Tamiki – Tamiki is the man seeking his father and helping Sherlock face death (their time in Hirishoma seeing the victims of the bomb and the bomb site) which help Sherlock face death in the long run as he finds a way to honor the dead. Tamiki treats Sherlock with nothing but respect and sees him as somewhat of a surrogate father figure. it’s a good relationship and it’s great seeing Hiroyuki Sanada outside of “Helix.” He’s a fantastic actor who I want to see more of.

Mr. Holmes – Ian McKellan is truly a master of his art! We see him as classic Sherlock (detached, intuiting and solving cases), broken Sherlock (cut off from the world and living in regret) and a Sherlock losing his mind and body who has learned to live for the first time. It’s powerful and he truly this role. Ian McKellan is one of my favorite actors and this film would probably not be a favorite were it not for his performance as he shows a character who has never really gone through a character arc, go through a powerful one where he learns to empathize, face death, live and grow.

The Case that Broke Sherlock Holmes -In a side plot in Japan where Sherlock is getting the drug he needs to sharpen his mind. It is here he learns Tamiki said he knew Sherlock where Sherlock has no memory and that Sherlock became an adopted father in his stories that Watson wrote. It’s a powerful relationship and in the end we see Sherlock give the Tamiki the comfort he’s wanted since he was a child when his father went missing in his last letter to him.

Critique of Classicism – There is a subtle critique of classicism where Roger criticizes his mother for not being able to read and Sherlock calls Roger out on it (a nice call out on himself as in the books he was pretty classicist).

Growing to Empathy  – The main arc is one of growing to empathy as we see Sherlock learn emotional intelligence (what Watson always had in each case) and from here him to learn to comfort others and offer solace (even if it’s a lie). This is something that none of the other Sherlock’s has ever fully dealt with. Moffat’s kind of does but Series 3 forgets about it and “Elementary” seems to have the same problem of him returning to angry detachment and in the books he never progresses beyond detachment.

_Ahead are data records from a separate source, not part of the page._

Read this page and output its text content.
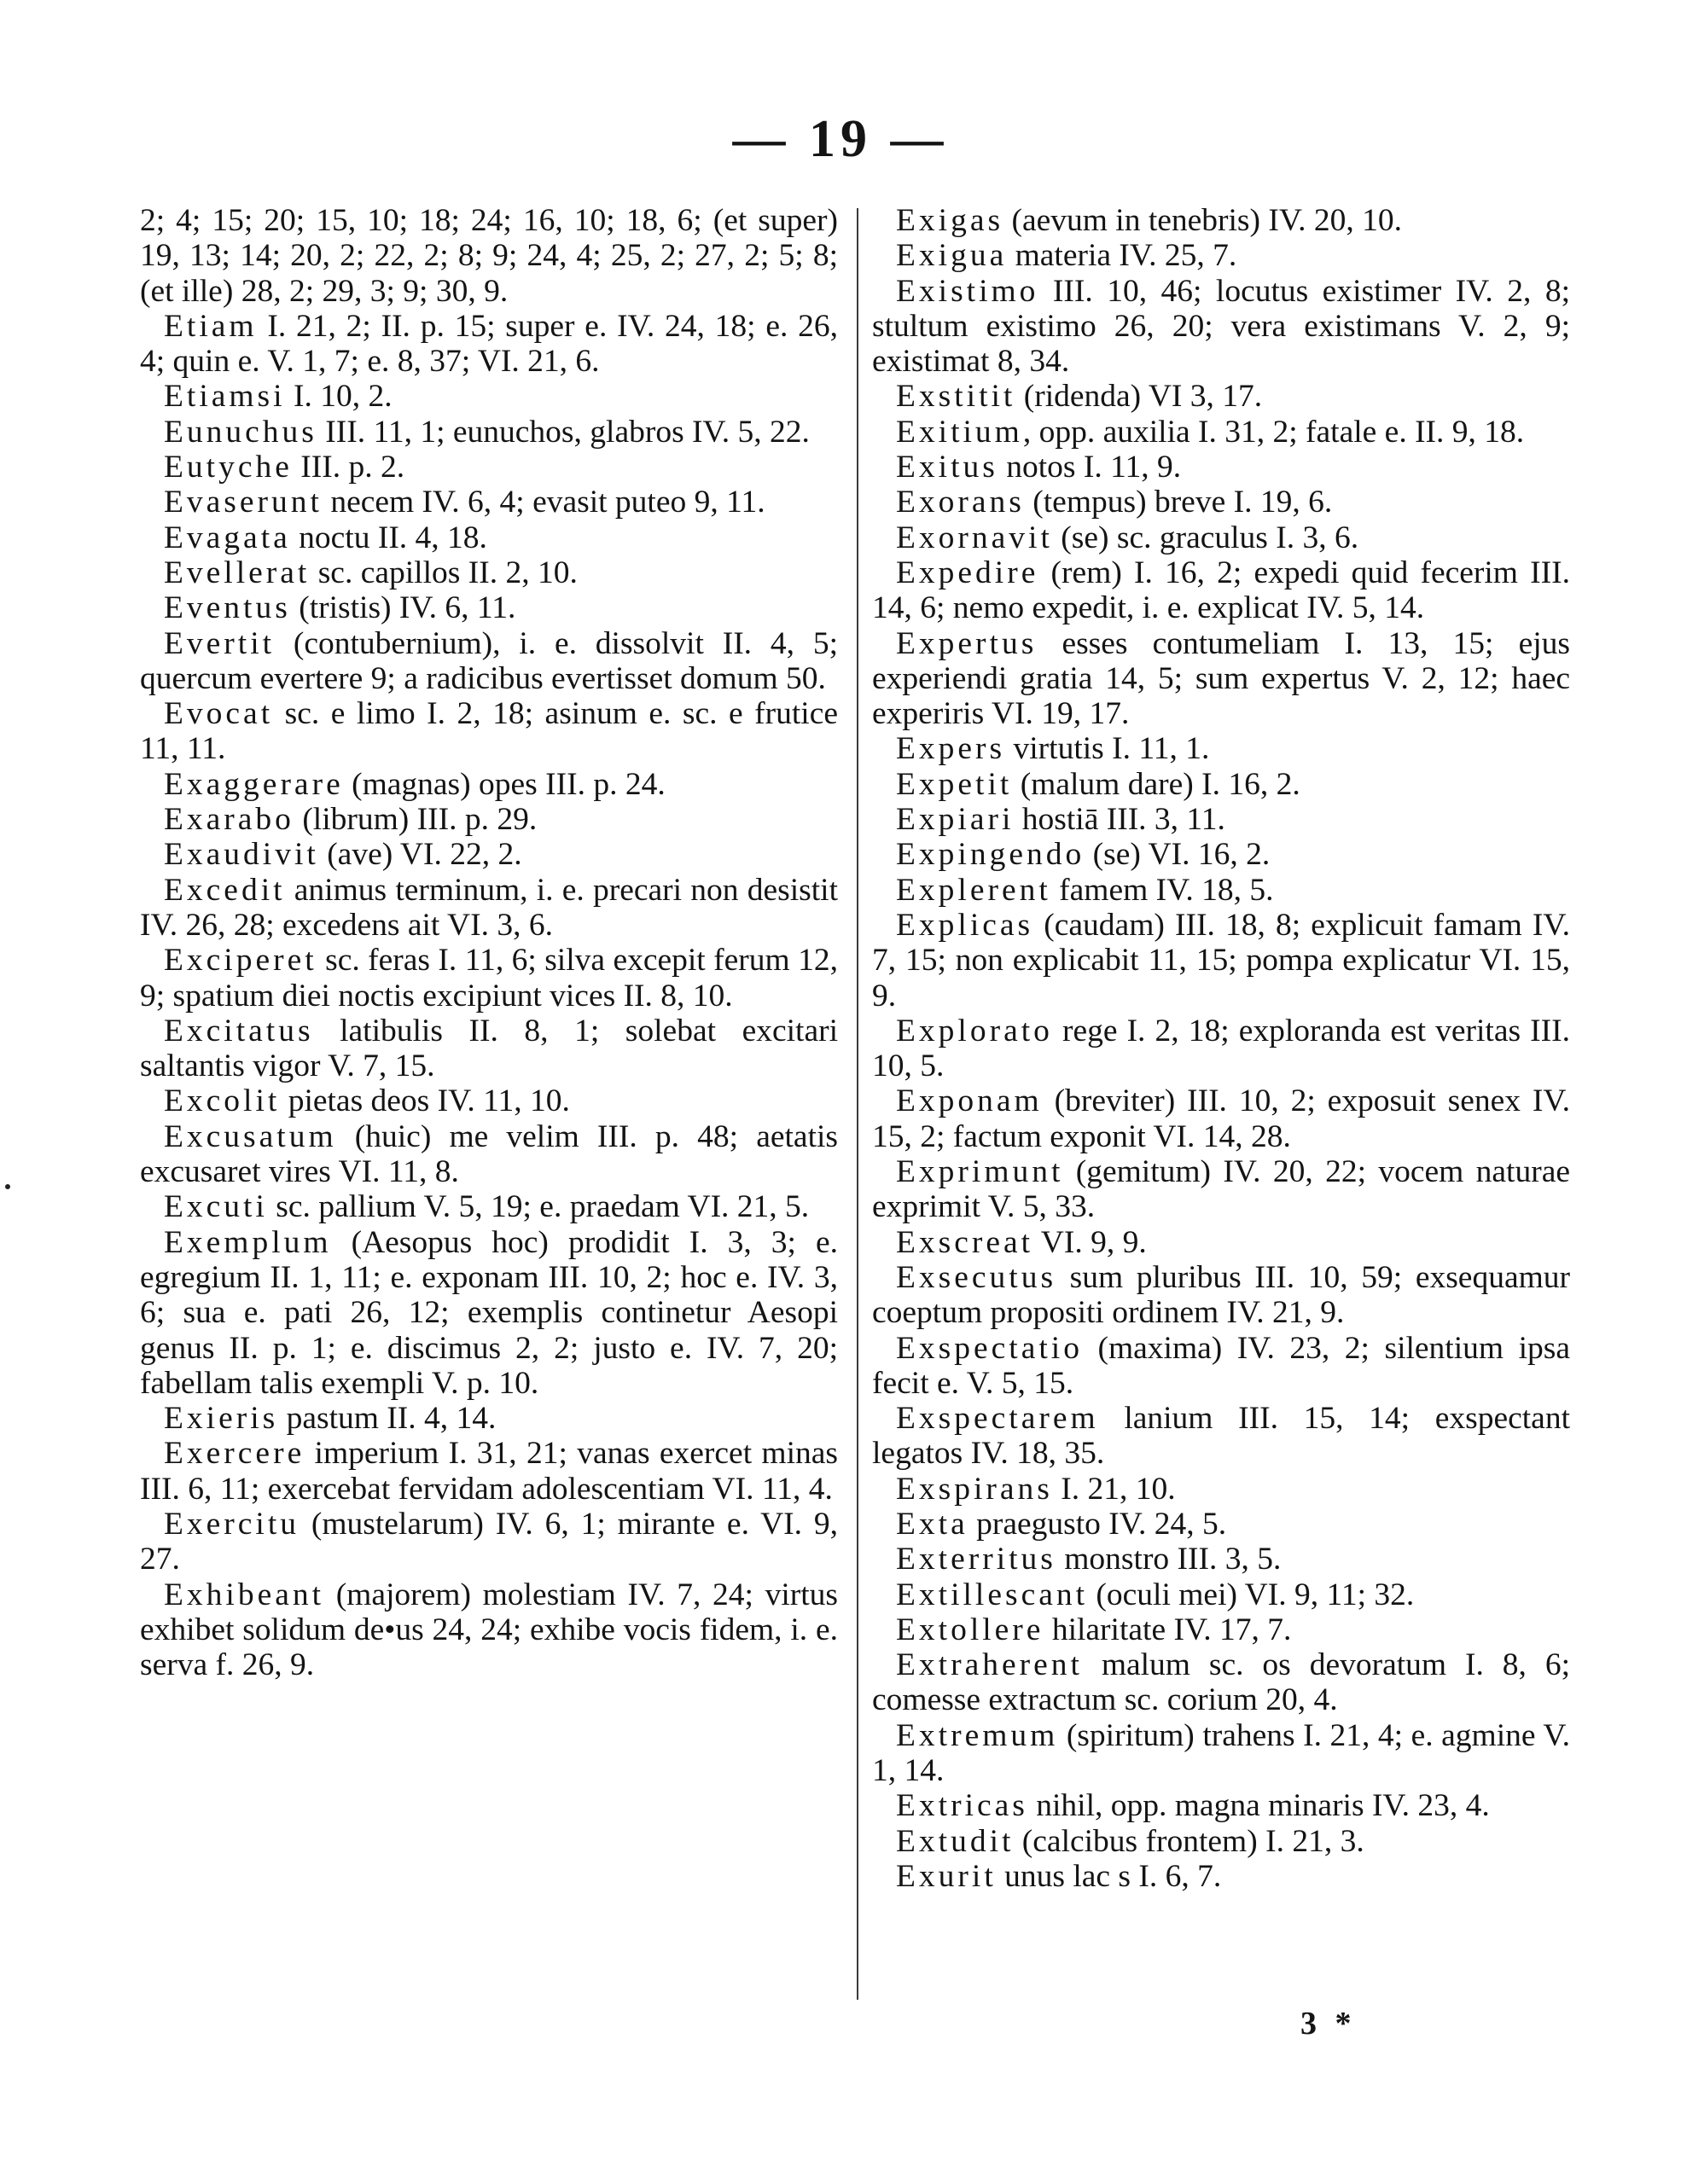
— 19 —

2; 4; 15; 20; 15, 10; 18; 24; 16, 10; 18, 6; (et super) 19, 13; 14; 20, 2; 22, 2; 8; 9; 24, 4; 25, 2; 27, 2; 5; 8; (et ille) 28, 2; 29, 3; 9; 30, 9.

Etiam I. 21, 2; II. p. 15; super e. IV. 24, 18; e. 26, 4; quin e. V. 1, 7; e. 8, 37; VI. 21, 6.

Etiamsi I. 10, 2.

Eunuchus III. 11, 1; eunuchos, glabros IV. 5, 22.

Eutyche III. p. 2.

Evaserunt necem IV. 6, 4; evasit puteo 9, 11.

Evagata noctu II. 4, 18.

Evellerat sc. capillos II. 2, 10.

Eventus (tristis) IV. 6, 11.

Evertit (contubernium), i. e. dissolvit II. 4, 5; quercum evertere 9; a radicibus evertisset domum 50.

Evocat sc. e limo I. 2, 18; asinum e. sc. e frutice 11, 11.

Exaggerare (magnas) opes III. p. 24.

Exarabo (librum) III. p. 29.

Exaudivit (ave) VI. 22, 2.

Excedit animus terminum, i. e. precari non desistit IV. 26, 28; excedens ait VI. 3, 6.

Exciperet sc. feras I. 11, 6; silva excepit ferum 12, 9; spatium diei noctis excipiunt vices II. 8, 10.

Excitatus latibulis II. 8, 1; solebat excitari saltantis vigor V. 7, 15.

Excolit pietas deos IV. 11, 10.

Excusatum (huic) me velim III. p. 48; aetatis excusaret vires VI. 11, 8.

Excuti sc. pallium V. 5, 19; e. praedam VI. 21, 5.

Exemplum (Aesopus hoc) prodidit I. 3, 3; e. egregium II. 1, 11; e. exponam III. 10, 2; hoc e. IV. 3, 6; sua e. pati 26, 12; exemplis continetur Aesopi genus II. p. 1; e. discimus 2, 2; justo e. IV. 7, 20; fabellam talis exempli V. p. 10.

Exieris pastum II. 4, 14.

Exercere imperium I. 31, 21; vanas exercet minas III. 6, 11; exercebat fervidam adolescentiam VI. 11, 4.

Exercitu (mustelarum) IV. 6, 1; mirante e. VI. 9, 27.

Exhibeant (majorem) molestiam IV. 7, 24; virtus exhibet solidum de•us 24, 24; exhibe vocis fidem, i. e. serva f. 26, 9.

Exigas (aevum in tenebris) IV. 20, 10.

Exigua materia IV. 25, 7.

Existimo III. 10, 46; locutus existimer IV. 2, 8; stultum existimo 26, 20; vera existimans V. 2, 9; existimat 8, 34.

Exstitit (ridenda) VI 3, 17.

Exitium, opp. auxilia I. 31, 2; fatale e. II. 9, 18.

Exitus notos I. 11, 9.

Exorans (tempus) breve I. 19, 6.

Exornavit (se) sc. graculus I. 3, 6.

Expedire (rem) I. 16, 2; expedi quid fecerim III. 14, 6; nemo expedit, i. e. explicat IV. 5, 14.

Expertus esses contumeliam I. 13, 15; ejus experiendi gratia 14, 5; sum expertus V. 2, 12; haec experiris VI. 19, 17.

Expers virtutis I. 11, 1.

Expetit (malum dare) I. 16, 2.

Expiari hostiā III. 3, 11.

Expingendo (se) VI. 16, 2.

Explerent famem IV. 18, 5.

Explicas (caudam) III. 18, 8; explicuit famam IV. 7, 15; non explicabit 11, 15; pompa explicatur VI. 15, 9.

Explorato rege I. 2, 18; exploranda est veritas III. 10, 5.

Exponam (breviter) III. 10, 2; exposuit senex IV. 15, 2; factum exponit VI. 14, 28.

Exprimunt (gemitum) IV. 20, 22; vocem naturae exprimit V. 5, 33.

Exscreat VI. 9, 9.

Exsecutus sum pluribus III. 10, 59; exsequamur coeptum propositi ordinem IV. 21, 9.

Exspectatio (maxima) IV. 23, 2; silentium ipsa fecit e. V. 5, 15.

Exspectarem lanium III. 15, 14; exspectant legatos IV. 18, 35.

Exspirans I. 21, 10.

Exta praegusto IV. 24, 5.

Exterritus monstro III. 3, 5.

Extillescant (oculi mei) VI. 9, 11; 32.

Extollere hilaritate IV. 17, 7.

Extraherent malum sc. os devoratum I. 8, 6; comesse extractum sc. corium 20, 4.

Extremum (spiritum) trahens I. 21, 4; e. agmine V. 1, 14.

Extricas nihil, opp. magna minaris IV. 23, 4.

Extudit (calcibus frontem) I. 21, 3.

Exurit unus lac s I. 6, 7.

3 *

Remembering the Dead and Facing Death – The final scene involves Sherlock placing a stone as he saw a man doing at Hiroshima after World War 2 to honor the dead as he remembers all those he’s lost (Ms. Hudson, Watson, etc.) it is powerful and we see him facing death from the beginning as his home, body and mind are falling apart and it is a reality he must face every day and come to feel for himself and for those who have passed.

Okay: Pacing – In the first third of the film there were some slow moments but I won’t be too critical on this because it helps establish how the Munro’s and Sherlock live in the cottage, which sets up when things change.

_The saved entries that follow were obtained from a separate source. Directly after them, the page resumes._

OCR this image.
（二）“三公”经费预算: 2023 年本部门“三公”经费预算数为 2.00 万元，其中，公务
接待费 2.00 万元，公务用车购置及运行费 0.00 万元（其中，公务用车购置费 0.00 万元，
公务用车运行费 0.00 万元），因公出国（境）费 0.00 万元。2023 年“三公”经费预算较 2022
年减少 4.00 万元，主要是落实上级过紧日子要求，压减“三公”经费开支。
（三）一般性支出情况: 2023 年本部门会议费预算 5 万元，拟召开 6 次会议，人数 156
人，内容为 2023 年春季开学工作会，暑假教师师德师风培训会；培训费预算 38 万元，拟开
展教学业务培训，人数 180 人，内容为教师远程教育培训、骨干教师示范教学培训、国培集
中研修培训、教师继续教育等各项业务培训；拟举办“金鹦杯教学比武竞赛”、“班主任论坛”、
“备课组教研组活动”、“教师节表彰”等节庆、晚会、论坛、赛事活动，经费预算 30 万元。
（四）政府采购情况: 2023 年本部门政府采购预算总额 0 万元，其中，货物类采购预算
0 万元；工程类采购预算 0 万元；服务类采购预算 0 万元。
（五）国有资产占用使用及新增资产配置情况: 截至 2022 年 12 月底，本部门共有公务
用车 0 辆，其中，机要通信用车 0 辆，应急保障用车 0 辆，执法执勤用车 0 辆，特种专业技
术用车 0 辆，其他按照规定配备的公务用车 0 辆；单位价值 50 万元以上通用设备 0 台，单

 This is a film that pulls the heart strings in all the right ways. We see a man who never valued empathy coming to realize how much it means as he realizes just how alone he truly is. It is tragic and powerful as he takes actions to show the Munro’s how much he values them and in the last scene honors all the dead who were all apart of his life and realizes how very much he misses them all. Sherlock solves the greatest mysteries; how to die and how to live.